自分はもう……良しということにした。ティエリアは最初は嫌がっていたが、今では行く方へと意志が傾いている。だが、ライルの考えだけは聞いていない。
だから訊いてみれば、彼はあー…と頬を掻きながら口を開いた。
「まぁ、流れ的に?」
「成る程」
それもまた、一つの選択ではあった。
頷きつつ、自在に様々な場所へと現れるマリーと、水の中に落ちかけて慌てて宙に浮くティエリアを視界に入れる。習うより慣れろという様子だが、まぁ、それで良いのだろう。そちらの方が、理論を聞くよりは技術を身につけやすいだろう。
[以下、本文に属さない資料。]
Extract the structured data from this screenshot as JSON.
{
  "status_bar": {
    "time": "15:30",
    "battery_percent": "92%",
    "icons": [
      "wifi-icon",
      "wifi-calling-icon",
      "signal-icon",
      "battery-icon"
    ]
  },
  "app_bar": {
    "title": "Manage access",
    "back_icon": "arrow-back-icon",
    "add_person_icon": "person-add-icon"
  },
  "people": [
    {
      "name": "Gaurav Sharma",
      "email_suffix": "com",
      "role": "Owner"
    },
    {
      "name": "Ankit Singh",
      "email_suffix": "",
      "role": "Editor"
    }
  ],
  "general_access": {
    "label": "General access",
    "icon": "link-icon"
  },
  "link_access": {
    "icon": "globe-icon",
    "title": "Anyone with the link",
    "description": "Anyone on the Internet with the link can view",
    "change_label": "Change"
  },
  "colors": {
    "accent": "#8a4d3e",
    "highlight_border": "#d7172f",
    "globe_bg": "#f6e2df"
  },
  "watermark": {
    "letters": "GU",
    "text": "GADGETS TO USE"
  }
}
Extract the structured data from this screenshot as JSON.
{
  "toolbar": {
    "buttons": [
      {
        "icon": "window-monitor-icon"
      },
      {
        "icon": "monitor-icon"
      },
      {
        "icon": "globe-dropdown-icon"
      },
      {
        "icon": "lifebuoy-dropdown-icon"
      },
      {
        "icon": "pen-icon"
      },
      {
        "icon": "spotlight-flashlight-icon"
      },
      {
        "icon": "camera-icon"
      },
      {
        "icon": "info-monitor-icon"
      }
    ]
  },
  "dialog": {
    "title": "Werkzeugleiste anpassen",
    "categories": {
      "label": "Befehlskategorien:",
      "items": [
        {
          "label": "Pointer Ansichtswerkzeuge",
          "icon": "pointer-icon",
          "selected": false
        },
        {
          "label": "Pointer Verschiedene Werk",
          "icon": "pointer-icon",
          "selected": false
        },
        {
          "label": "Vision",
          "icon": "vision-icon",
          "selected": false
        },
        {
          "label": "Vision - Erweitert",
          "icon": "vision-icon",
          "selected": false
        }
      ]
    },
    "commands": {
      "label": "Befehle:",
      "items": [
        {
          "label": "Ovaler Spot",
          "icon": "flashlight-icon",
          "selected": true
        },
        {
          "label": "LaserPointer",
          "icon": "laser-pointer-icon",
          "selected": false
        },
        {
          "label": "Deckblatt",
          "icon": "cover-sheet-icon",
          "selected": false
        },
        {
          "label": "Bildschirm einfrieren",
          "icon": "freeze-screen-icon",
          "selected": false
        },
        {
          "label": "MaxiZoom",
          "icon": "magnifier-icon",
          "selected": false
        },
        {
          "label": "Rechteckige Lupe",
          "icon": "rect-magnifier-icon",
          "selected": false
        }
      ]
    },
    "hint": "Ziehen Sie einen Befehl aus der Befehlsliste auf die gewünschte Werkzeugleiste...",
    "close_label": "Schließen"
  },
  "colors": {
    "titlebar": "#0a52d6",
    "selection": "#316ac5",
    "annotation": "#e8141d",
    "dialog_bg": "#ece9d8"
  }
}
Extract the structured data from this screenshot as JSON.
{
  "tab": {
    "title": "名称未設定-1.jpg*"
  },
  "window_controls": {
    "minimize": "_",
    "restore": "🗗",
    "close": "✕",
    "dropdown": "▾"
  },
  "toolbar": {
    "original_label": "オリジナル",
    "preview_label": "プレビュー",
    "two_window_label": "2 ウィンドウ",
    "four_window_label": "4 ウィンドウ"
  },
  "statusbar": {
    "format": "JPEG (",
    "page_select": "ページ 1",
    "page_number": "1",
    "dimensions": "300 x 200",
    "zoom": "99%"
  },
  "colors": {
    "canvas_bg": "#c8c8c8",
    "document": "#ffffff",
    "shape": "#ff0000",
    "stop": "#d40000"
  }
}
今度は木の上に上がってしまった彼を見て、これは何だろうと思う。笑いに走っているのではないと……それくらいは分かる。表情は一生懸命だし、纏う空気にも鬼気迫るモノがある。というか何より、笑ったらその時点で確実に冥界逝きである。
しかし、それでも笑う人間もいる。
「あははははははっ!オイオイ…ティエリア、どこに出て来てんだよ……やべぇ、かなり笑える……っ」
「……ライル・ディランディ」
「げ……ちょ、冗談だぜ?冗談だから……」
「万死に値するッ!」
バンバンと地を叩いて笑っていたライルだったが、ティエリアの表情を見て危険を察知したらしい。慌てて弁明をしようとしたようだが……それも間に合わず、そもそも言い訳が彼に聞き届けられるわけもないので(そのくらいは自分でも分かった)無駄なのだが、怒れるティエリアの魔法攻撃の標的にされてしまった。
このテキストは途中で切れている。